• Tu aimeras ton prochain comme toi-même (pour les Musulmans)

    Encore une observation: alors que la doctrine chrétienne prescrit d'aimer son prochain comme soi-même, la doctrine musulmane prescrit d'aimer pour son frère (an yuhibba li-akhî-hi) ce qu'on aime pour soi-même. La formulation islamique de la règle d'or n'est pas motivée par des exigences linguistiques ou syntaxiques de la langue arabe, elle est plutôt intentionnelle : aimer non pas l'autre, mais « pour l'autre ce que [...] ». L'objet de l'amour se trouve au-delà de l'homme parce qu'il se trouve, à nouveau, en Dieu. Comme l'écrivit l'éminent théologien médiéval Ghazâlî (m. 505/1111), Dieu Seul est Celui qui mérite l'amour ; et l'amour de l'homme pour lui-même conduit directement à Dieu du moment que l'existence de tout homme est due à Dieu. 

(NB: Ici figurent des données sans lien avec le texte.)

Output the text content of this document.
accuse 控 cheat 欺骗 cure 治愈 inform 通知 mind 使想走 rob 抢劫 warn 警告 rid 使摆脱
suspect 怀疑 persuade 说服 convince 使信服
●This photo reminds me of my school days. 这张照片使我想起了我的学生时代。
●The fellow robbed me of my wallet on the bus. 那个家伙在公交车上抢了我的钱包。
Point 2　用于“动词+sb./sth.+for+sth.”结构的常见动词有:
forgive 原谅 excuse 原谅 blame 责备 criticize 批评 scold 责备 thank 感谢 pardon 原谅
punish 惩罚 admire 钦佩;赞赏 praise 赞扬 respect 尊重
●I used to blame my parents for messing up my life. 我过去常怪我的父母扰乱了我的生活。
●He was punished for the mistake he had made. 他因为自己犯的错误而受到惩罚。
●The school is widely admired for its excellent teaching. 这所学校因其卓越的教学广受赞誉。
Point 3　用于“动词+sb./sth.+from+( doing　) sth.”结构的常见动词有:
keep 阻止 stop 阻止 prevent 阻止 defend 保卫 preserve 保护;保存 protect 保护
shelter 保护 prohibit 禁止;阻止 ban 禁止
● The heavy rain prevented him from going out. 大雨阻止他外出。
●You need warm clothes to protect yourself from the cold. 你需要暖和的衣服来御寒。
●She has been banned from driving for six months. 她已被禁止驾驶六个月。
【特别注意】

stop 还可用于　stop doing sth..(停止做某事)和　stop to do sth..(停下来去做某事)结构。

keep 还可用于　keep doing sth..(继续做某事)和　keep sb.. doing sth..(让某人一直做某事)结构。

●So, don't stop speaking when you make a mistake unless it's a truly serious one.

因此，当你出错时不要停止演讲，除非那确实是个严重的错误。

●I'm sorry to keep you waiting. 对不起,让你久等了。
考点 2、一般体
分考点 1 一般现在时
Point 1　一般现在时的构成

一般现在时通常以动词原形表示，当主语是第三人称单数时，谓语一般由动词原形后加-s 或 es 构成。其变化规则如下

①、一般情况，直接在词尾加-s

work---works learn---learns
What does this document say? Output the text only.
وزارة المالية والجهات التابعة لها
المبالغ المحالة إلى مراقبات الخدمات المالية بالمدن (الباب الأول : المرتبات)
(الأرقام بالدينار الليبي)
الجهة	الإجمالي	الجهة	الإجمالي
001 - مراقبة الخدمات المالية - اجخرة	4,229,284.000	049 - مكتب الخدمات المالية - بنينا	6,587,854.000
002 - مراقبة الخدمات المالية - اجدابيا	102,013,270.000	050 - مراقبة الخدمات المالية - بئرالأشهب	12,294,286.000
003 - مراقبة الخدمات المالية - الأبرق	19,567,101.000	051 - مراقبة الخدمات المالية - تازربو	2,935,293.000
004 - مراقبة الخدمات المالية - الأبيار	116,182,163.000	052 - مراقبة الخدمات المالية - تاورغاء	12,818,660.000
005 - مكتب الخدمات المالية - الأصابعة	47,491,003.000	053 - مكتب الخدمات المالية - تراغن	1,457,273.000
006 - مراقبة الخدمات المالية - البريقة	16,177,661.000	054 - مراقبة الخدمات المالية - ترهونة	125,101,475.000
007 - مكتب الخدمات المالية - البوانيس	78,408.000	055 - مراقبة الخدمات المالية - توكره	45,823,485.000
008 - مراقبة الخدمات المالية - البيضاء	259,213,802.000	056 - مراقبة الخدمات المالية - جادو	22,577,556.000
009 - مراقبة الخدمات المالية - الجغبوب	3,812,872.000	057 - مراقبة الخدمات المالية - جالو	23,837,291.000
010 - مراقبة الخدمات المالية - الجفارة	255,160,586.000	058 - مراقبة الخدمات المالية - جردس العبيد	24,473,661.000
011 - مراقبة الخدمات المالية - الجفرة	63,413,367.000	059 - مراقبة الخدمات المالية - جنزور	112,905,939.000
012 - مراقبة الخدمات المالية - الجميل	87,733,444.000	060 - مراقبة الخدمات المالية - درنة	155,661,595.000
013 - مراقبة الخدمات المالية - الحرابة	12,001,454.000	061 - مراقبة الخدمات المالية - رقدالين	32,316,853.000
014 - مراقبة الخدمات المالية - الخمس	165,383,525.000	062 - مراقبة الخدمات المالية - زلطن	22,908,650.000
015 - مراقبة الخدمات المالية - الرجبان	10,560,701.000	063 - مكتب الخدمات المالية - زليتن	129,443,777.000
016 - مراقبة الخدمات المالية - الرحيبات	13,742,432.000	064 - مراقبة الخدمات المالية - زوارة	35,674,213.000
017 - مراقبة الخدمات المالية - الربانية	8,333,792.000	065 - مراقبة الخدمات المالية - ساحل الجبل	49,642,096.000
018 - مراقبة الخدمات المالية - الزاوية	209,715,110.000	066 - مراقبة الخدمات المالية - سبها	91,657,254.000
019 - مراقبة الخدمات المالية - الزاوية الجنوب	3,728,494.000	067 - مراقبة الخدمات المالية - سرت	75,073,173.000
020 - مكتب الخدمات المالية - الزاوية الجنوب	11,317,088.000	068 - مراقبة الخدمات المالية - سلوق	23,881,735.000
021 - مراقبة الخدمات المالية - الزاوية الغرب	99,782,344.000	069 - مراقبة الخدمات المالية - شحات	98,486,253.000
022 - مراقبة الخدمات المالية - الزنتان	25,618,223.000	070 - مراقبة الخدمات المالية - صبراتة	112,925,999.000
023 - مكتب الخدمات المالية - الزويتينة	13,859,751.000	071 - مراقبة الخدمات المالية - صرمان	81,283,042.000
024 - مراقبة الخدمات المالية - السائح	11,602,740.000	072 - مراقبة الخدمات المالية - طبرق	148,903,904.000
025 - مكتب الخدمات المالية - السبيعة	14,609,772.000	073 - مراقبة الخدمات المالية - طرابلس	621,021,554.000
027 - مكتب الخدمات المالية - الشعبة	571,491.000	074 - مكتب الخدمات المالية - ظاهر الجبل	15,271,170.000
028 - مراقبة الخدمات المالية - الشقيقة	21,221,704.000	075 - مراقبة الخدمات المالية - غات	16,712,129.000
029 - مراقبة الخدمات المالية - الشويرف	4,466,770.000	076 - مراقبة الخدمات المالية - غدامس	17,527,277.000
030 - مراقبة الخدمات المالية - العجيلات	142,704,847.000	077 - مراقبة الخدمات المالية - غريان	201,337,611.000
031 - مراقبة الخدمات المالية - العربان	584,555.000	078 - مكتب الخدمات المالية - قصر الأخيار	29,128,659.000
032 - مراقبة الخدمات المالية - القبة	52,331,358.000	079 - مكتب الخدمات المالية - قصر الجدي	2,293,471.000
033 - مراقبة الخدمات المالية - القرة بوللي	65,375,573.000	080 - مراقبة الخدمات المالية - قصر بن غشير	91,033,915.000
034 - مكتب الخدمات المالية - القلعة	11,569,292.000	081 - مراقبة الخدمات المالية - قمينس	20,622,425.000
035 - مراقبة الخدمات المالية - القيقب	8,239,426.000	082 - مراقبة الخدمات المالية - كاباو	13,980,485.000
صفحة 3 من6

    Mais qui est celui pour lequel on doit aimer ce qu'on aime pour soi-même ? Un autre grand compilateur de propos et faits prophétiques reconnus comme canoniques, Tirmidhî (m. 278/899), rappelle immédiatement que « si tu aimes pour les gens ce que tu aimes pour toi-même, tu es musulman ». Et le frère aussi est musulman : d'après la littérature de Tradition pas très différente en celà de la littérature néo-testamentaire la fraternité est une idée liée avant tout à l'appartenance à la même confession : nombreux rappellent que le frère du musulman est le musulman, que le frère du croyant est le croyant, que l'on est frères dans la religion de Dieu et dans son livre, ou mieux dans le pacte de l'Envoyé, et que, lorsqu'il prie, même l'esclave est un frère. Le Coran même déclare que « les croyants sont tous frères » (Coran 49,10) qu' « Il a mis de l'harmonie dans le cœur, et pour Sa grâce vous êtes devenus frères » (Coran 3,102-103).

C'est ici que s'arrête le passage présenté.